Koordinierungsrat der Atheisten gegründet
(Letzter Bericht: 10/2008, 391f) Sie möchten von staatlicher Seite genauso wahrgenommen werden wie die christlichen Kirchen und wie die Muslime. Deshalb gründeten freidenkerische und atheistische Organisationen am 16.12.2008 in Berlin den „Koordinierungsrat säkularer Organisationen“ (KORSO).
Gründungsmitglieder sind elf Verbände, Stiftungen und Akademien, die sich unter dem Dach des Koordinierungsrats versammelt und sich eine politische Interessenvertretung gegeben haben. Derzeit gehören dazu: Deutscher Freidenkerverband (DFV), Dachverband Freier Weltanschauungsgemeinschaften (DFW), Humanistischer Verband Deutschlands (HVD), Internationaler Bund der Konfessionslosen und Atheisten (IBKA), Jugendweihe Deutschland (JwD), Giordano Bruno Stiftung (gbs), Humanistische Akademie Deutschland (HAD), Stiftung Geistesfreiheit Hamburg, Stiftung UNITATES, Humanismus Stiftung Berlin, Roter Baum Dresden.
Vorsitzender des Rates ist Frieder Wolf, Präsident der Humanistischen Akademie, stellvertretender Vorsitzender Carsten Frerk, der zum Kuratorium der Giordano Bruno Stiftung gehört und durch Publikationen als polemischer Kirchenkritiker in Erscheinung trat.

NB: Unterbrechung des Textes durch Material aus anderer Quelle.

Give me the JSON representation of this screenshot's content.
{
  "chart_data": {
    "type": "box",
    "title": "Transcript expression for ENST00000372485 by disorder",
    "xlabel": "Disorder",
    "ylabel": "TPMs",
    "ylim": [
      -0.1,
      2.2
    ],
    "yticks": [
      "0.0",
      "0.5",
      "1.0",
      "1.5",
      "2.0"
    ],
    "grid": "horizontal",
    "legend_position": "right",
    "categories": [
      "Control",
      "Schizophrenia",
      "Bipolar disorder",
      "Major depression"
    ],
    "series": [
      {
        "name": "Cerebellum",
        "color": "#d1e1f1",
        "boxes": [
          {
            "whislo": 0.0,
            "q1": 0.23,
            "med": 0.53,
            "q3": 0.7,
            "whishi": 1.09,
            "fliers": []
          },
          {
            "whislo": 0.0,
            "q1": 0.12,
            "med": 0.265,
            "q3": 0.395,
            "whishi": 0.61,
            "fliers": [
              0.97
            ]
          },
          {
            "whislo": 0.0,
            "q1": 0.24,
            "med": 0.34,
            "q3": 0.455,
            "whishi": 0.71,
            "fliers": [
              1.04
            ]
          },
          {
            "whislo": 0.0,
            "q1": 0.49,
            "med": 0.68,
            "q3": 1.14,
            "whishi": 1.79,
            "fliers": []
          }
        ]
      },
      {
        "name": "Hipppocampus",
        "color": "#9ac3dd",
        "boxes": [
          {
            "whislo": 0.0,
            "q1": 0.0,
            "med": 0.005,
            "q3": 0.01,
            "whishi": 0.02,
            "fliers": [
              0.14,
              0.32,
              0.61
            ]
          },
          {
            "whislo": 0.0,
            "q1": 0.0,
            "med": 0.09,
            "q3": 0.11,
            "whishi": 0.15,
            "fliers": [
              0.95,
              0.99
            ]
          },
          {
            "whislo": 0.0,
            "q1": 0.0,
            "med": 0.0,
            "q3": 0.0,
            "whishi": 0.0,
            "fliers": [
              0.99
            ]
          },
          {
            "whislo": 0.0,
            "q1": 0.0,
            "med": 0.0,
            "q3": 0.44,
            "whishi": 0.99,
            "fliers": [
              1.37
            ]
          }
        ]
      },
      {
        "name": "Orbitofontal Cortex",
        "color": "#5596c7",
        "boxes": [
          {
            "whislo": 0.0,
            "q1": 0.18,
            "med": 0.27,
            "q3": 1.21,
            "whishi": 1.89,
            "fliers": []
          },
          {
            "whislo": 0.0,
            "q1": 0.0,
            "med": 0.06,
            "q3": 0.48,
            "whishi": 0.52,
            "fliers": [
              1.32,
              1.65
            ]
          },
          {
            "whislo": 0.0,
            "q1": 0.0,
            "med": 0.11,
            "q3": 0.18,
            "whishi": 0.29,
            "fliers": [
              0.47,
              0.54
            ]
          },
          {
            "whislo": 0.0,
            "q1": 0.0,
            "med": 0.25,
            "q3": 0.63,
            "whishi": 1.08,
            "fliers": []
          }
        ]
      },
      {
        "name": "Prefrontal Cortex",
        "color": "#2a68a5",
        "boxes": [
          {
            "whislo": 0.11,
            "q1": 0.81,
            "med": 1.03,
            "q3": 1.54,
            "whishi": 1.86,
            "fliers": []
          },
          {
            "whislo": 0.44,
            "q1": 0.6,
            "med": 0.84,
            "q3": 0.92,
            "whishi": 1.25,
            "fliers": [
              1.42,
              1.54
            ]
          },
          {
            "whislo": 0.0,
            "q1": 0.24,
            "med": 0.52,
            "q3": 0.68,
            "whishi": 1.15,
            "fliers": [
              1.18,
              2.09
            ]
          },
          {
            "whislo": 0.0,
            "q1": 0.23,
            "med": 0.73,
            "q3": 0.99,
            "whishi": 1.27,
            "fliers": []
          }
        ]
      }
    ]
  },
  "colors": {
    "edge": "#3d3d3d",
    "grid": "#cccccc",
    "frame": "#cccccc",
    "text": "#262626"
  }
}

Freidenkerische Organisationen sehen sich gegenüber den christlichen Kirchen als benachteiligt an. In der zur Gründung des Rates verabschiedeten Resolution heißt es: „Mehr als ein Drittel der deutschen Bevölkerung ist derzeit konfessionsfrei. Mehr als drei Viertel der Konfessionsfreien orientieren sich an humanistischen Lebensvorstellungen. Diese Menschen haben in Deutschland keine angemessene Interessenvertretung. Der Koordinierungsrat säkularer Organisationen (KORSO) will hier eine Wende herbeiführen.“ Die politischen Forderungen des Koordinierungsrats sind durch die Arbeit seiner Mitgliedsverbände vielfach bekannt geworden: Unter anderem geht es ihnen um „die konsequente religiöse, bzw. weltanschauliche Neutralität des Staates“, um „ein integratives Pflichtfach zur Wertevermittlung (wie in Berlin „Ethik“ und in Brandenburg „LER“), darüber hinaus um die „Autonomie am Lebensende und die volle rechtliche Gültigkeit von Patientenverfügungen“, um eine „Reform der öffentlichen Erinnerungs-, Gedenk- und Trauerkultur“, um „Respekt gegenüber den Formen der Fest- und Feierkultur säkularer Organisationen“.
Bemerkenswert ist, mit welcher Zurückhaltung der Atheismusbegriff verwandt wird. Das Selbstverständnis wird u. a. mit den vieldeutigen Begriffen humanistisch, säkular, weltanschaulich ungebunden, aufgeklärt, autonom, konfessionsfrei zum Ausdruck gebracht. Die Meinung und Überzeugung, dass der Koordinierungsrat mehr als ein Drittel der Bevölkerung vertritt, ist eine realitätsferne Wunschvorstellung und Vereinnahmung. Darüber sollte die gute Öffentlichkeitsarbeit einzelner Initiativen nicht hinwegtäuschen. Zwar gibt es zahlreiche Menschen, die keiner Religion oder Weltanschauung angehören. Nur sehr wenige von ihnen vertreten jedoch die weltanschaulichen und ethischen Orientierungen der so genannten säkularen Organisationen. Konfessionsfreie dürfen nicht pauschal als „anonyme Humanisten oder Atheisten“ im Sinne säkularer und freidenkerischer Verbände angesehen werden. Jeder und jede Konfessionsfreie – wenn man diesen Begriff aufnehmen will – hat das zu achtende Recht und die zu respektierende Freiheit, sich selbst zu definieren und seinen bzw. ihren weltanschaulichen und ethischen Orientierungen zu folgen.